Next, in the method of the present invention, the boiling point of the low-boiling solvent is preferably 150 ° C. or less at normal pressure. The low boiling point solvent is preferably at least one selected from methanol, ethanol, isopropyl alcohol, acetone, toluene and xylene. Further, the drying temperature of the low boiling point solvent is preferably 150 ° C. or less at normal pressure. Preferably, the softening agent has a boiling point of 200 ° C. or higher at normal pressure. The softening agent has a boiling point of 240 ° C. at normal pressure.
It is preferable that it is above. Further, the softener is preferably at least one selected from polyhydric alcohols, aliphatic alcohols, aromatic alcohols, phenols and ethers. Further, it is preferable that the softening agent is at least one selected from glycerin, diethylene glycol, 2-anilinoethanol, m-methoxyphenol and ethylene glycol monobenzyl ether. Of course, they can be used in combination. Further, it is preferable that the blending amount of the softener is 5.0% by weight or less based on the conductive polymer layer.

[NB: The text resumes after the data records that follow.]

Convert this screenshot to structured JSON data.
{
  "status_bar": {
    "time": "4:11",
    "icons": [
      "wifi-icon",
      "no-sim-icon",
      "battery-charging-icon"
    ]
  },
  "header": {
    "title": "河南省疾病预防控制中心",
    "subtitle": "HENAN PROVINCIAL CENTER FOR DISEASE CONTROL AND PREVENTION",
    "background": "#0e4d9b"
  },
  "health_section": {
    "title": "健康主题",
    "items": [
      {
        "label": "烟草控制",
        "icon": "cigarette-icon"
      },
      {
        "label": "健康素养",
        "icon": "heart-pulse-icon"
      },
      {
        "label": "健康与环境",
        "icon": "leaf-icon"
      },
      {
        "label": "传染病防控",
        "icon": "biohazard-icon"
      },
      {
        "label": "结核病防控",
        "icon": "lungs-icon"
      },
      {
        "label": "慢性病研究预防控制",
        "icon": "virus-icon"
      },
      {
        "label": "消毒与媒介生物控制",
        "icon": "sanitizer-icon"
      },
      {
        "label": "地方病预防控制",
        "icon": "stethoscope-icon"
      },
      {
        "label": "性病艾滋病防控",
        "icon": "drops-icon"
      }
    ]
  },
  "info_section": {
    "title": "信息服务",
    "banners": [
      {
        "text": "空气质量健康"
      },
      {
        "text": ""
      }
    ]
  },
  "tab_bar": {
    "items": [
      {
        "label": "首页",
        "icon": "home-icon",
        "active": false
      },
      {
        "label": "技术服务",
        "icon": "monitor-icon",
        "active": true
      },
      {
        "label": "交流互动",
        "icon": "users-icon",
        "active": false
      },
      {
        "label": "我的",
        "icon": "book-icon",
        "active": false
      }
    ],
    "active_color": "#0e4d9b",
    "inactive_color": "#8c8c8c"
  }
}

In the method of the present invention, an electrolyte solution containing no binder resin (a monomer solution for forming a polymer)
When the conductive polymer layer is formed by the method described above, it is highly possible that peeling occurs in a drying step after the formation, so that the step of impregnating the conductive polymer layer with the softening agent is preferably performed before the drying step.

In the solid electrolytic capacitor of the present invention, the softening agent may be any substance that softens the polymer layer by impregnating the polymer layer, but is typically glycerin. preferable.

Further, the solid electrolytic capacitor of the present invention preferably does not contain a binder resin in the conductive polymer, so that the resistance and interface resistance of the conductive polymer itself are reduced, and the ESR of the capacitor is reduced. .

In the solid electrolytic capacitor of the present invention,
The cathode body may be composed of a carbon layer and a silver paste layer, or may be a metal foil.

According to the solid electrolytic capacitor and the method for manufacturing the solid electrolytic capacitor of the present invention, a solid electrolytic capacitor having low ESR and excellent high-frequency characteristics can be realized.

Hereinafter, embodiments of the present invention will be described in detail.

In the solid electrolytic capacitor of the present invention,
The anode is made of a valve metal, and aluminum, tantalum, or niobium is preferably used as the valve metal.

The valve metal is a porous body having a large number of fine holes or pores communicating with the outer surface.

As an example of the anode, in the case of aluminum,
A porous body in which a number of small holes are formed by subjecting an aluminum foil to a surface roughening treatment such as electrolytic etching. In the case of tantalum, the porous body is formed by pressing and sintering the tantalum powder to form a porous body, or by applying the tantalum powder to a tantalum sheet and then sintering.

The dielectric oxide film layer is formed as an oxide film by anodic oxidation on the surface of the valve metal porous body as the anode to obtain an anode body. This dielectric oxide film layer is also formed on the surface of many fine pores of the porous anode material.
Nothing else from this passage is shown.